Shoulders back, wig held high, I made my way through the middle of the casino. I had three cell phones riding inside leather on my right hip; their weight and placement reminded me, as my sister had earlier on the phone, of my pistol-packing days. Meredith had grown up at Mother’s knee, learning how to sift stuff. I cut my teeth on my father’s lap, learning how to keep a gun oiled. And it was a good thing that the bag was full of AT&T and not Smith & Wesson, because one of them went off. I stopped short and dug through the collection for the alarming one. “Davis Way.”
“No, you’re not.”
Natalie Middleton.
“Take a right. The Double Whammys are on your right.”

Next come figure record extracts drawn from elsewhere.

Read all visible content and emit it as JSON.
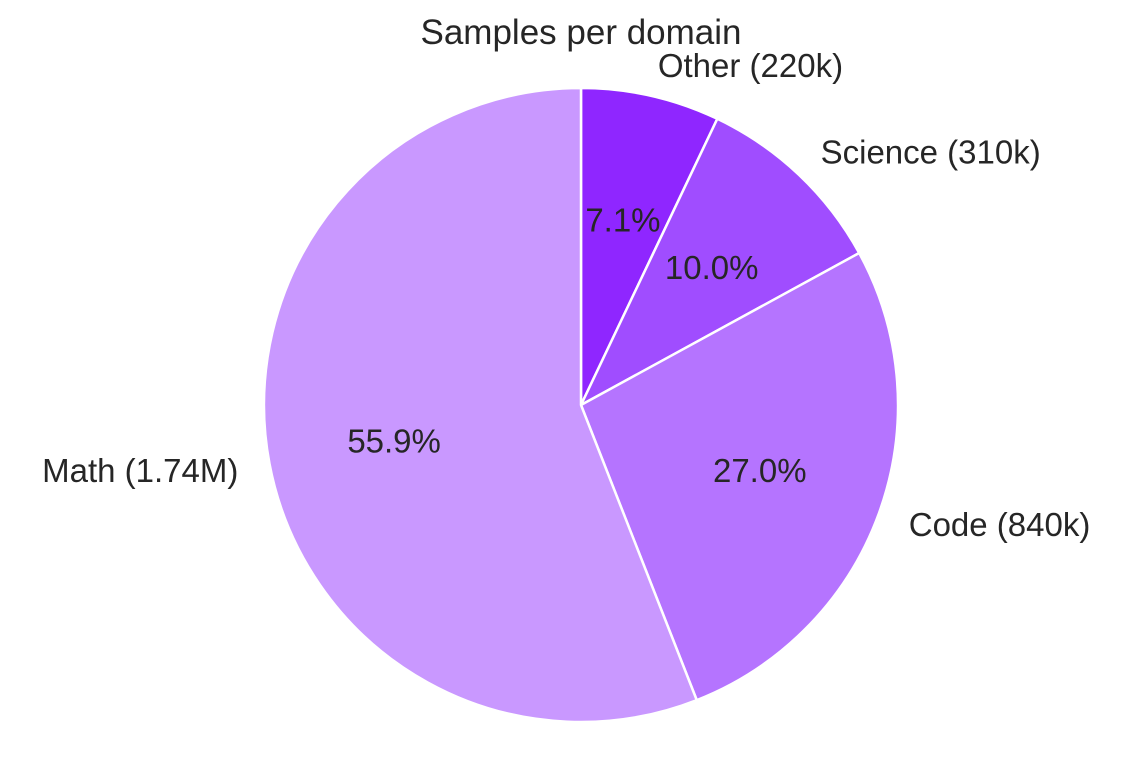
{
  "chart_data": {
    "type": "pie",
    "title": "Samples per domain",
    "start_angle_deg": 90,
    "direction": "clockwise",
    "categories": [
      "Other",
      "Science",
      "Code",
      "Math"
    ],
    "values": [
      220000,
      310000,
      840000,
      1740000
    ],
    "value_labels": [
      "220k",
      "310k",
      "840k",
      "1.74M"
    ],
    "percentages": [
      7.1,
      10.0,
      27.0,
      55.9
    ],
    "slices": [
      {
        "name": "Other",
        "label": "Other (220k)",
        "value": 220000,
        "pct_label": "7.1%",
        "color": "#8f26ff"
      },
      {
        "name": "Science",
        "label": "Science (310k)",
        "value": 310000,
        "pct_label": "10.0%",
        "color": "#a04dff"
      },
      {
        "name": "Code",
        "label": "Code (840k)",
        "value": 840000,
        "pct_label": "27.0%",
        "color": "#b574ff"
      },
      {
        "name": "Math",
        "label": "Math (1.74M)",
        "value": 1740000,
        "pct_label": "55.9%",
        "color": "#c998ff"
      }
    ],
    "edge_color": "#ffffff",
    "legend": "none"
  }
}
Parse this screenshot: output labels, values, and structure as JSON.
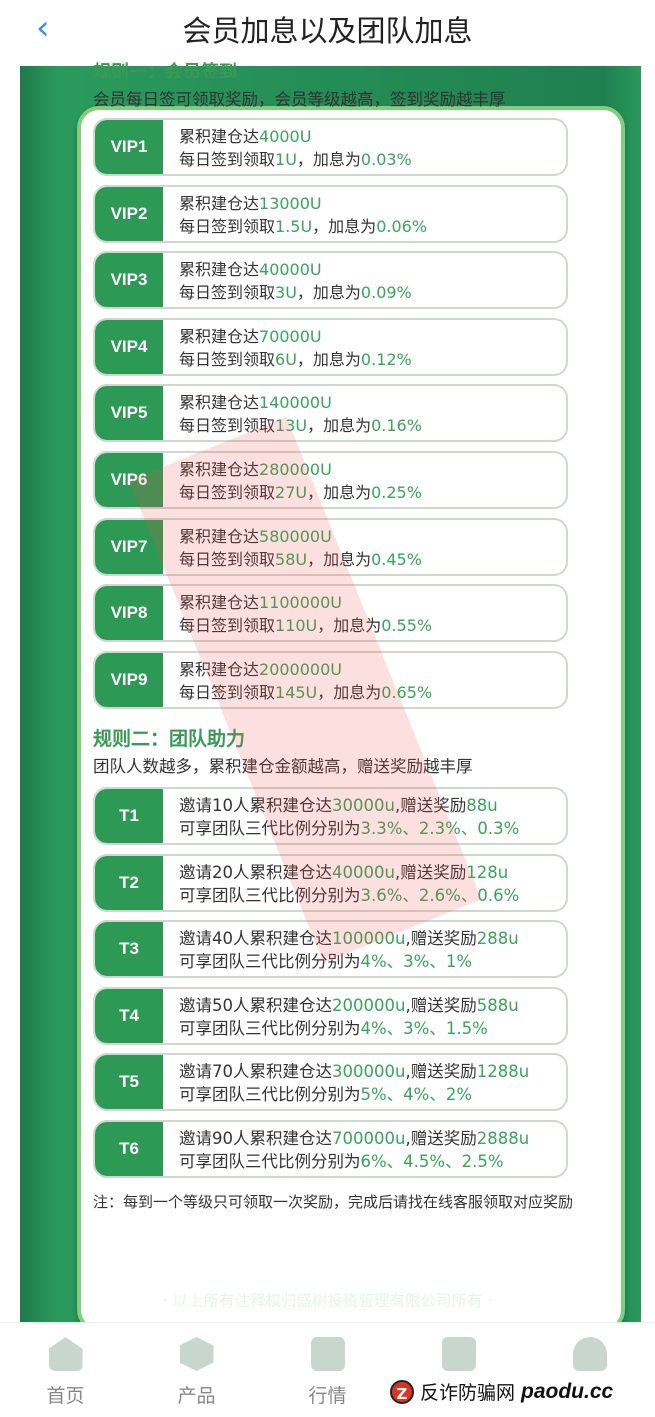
{
  "header": {
    "back_icon": "chevron-left-icon",
    "title": "会员加息以及团队加息"
  },
  "colors": {
    "accent": "#2c9a55",
    "highlight": "#3aa35c",
    "background": "#1f7a4c"
  },
  "rule1": {
    "heading": "规则一：会员签到",
    "desc": "会员每日签可领取奖励，会员等级越高，签到奖励越丰厚",
    "line1_prefix": "累积建仓达",
    "line2_prefix": "每日签到领取",
    "line2_mid": "，加息为",
    "levels": [
      {
        "label": "VIP1",
        "amount": "4000U",
        "reward": "1U",
        "rate": "0.03%"
      },
      {
        "label": "VIP2",
        "amount": "13000U",
        "reward": "1.5U",
        "rate": "0.06%"
      },
      {
        "label": "VIP3",
        "amount": "40000U",
        "reward": "3U",
        "rate": "0.09%"
      },
      {
        "label": "VIP4",
        "amount": "70000U",
        "reward": "6U",
        "rate": "0.12%"
      },
      {
        "label": "VIP5",
        "amount": "140000U",
        "reward": "13U",
        "rate": "0.16%"
      },
      {
        "label": "VIP6",
        "amount": "280000U",
        "reward": "27U",
        "rate": "0.25%"
      },
      {
        "label": "VIP7",
        "amount": "580000U",
        "reward": "58U",
        "rate": "0.45%"
      },
      {
        "label": "VIP8",
        "amount": "1100000U",
        "reward": "110U",
        "rate": "0.55%"
      },
      {
        "label": "VIP9",
        "amount": "2000000U",
        "reward": "145U",
        "rate": "0.65%"
      }
    ]
  },
  "rule2": {
    "heading": "规则二：团队助力",
    "desc": "团队人数越多，累积建仓金额越高，赠送奖励越丰厚",
    "line1_mid": "累积建仓达",
    "line1_bonus": ",赠送奖励",
    "line2_prefix": "可享团队三代比例分别为",
    "tiers": [
      {
        "label": "T1",
        "invite": "邀请10人",
        "amount": "30000u",
        "bonus": "88u",
        "ratios": "3.3%、2.3%、0.3%"
      },
      {
        "label": "T2",
        "invite": "邀请20人",
        "amount": "40000u",
        "bonus": "128u",
        "ratios": "3.6%、2.6%、0.6%"
      },
      {
        "label": "T3",
        "invite": "邀请40人",
        "amount": "100000u",
        "bonus": "288u",
        "ratios": "4%、3%、1%"
      },
      {
        "label": "T4",
        "invite": "邀请50人",
        "amount": "200000u",
        "bonus": "588u",
        "ratios": "4%、3%、1.5%"
      },
      {
        "label": "T5",
        "invite": "邀请70人",
        "amount": "300000u",
        "bonus": "1288u",
        "ratios": "5%、4%、2%"
      },
      {
        "label": "T6",
        "invite": "邀请90人",
        "amount": "700000u",
        "bonus": "2888u",
        "ratios": "6%、4.5%、2.5%"
      }
    ]
  },
  "note": "注：每到一个等级只可领取一次奖励，完成后请找在线客服领取对应奖励",
  "footer": "· 以上所有注释权归盛树投资管理有限公司所有 ·",
  "nav": [
    {
      "label": "首页",
      "icon": "home-icon"
    },
    {
      "label": "产品",
      "icon": "product-icon"
    },
    {
      "label": "行情",
      "icon": "chart-icon"
    },
    {
      "label": "",
      "icon": "news-icon"
    },
    {
      "label": "",
      "icon": "user-icon"
    }
  ],
  "watermark": {
    "logo": "Z",
    "text": "反诈防骗网",
    "site": "paodu.cc"
  }
}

I glanced up at the three thousand camera orbs dotting the ceiling.
“Good luck.” She hung up.
Sure enough, a rotating neon sign announced that my wandering days were over: Double Whammy Deuces Wild. Beneath that, a scrolling number was whizzing through the mid-seven thousands. That’s it? They had me in witness protection over seven thousand dollars? They’d spent that on the wardrobe and cell phone.
Nine gambling machines sat under the scrolling number. Four lined one side, four backed against them facing the opposite way, and one end was capped with a Double Whammy machine. Two elderly women were poking the display screens on my right.
I skipped the third seat, and parked myself in the fourth.
Now what?
The women cut their eyes my way. One half-smiled, then they both went back to their poking. I had the distinct feeling I’d invaded their territory.
Digging one of the crispy hundred dollar bills out from the cell-phone collection, I inserted it into a protruding slit that practically begged for it. It had a blinking backlit graphic depiction of George Washington, strategically placed so you couldn’t miss it. The machine gobbled up the money so quickly, I jerked my hand back.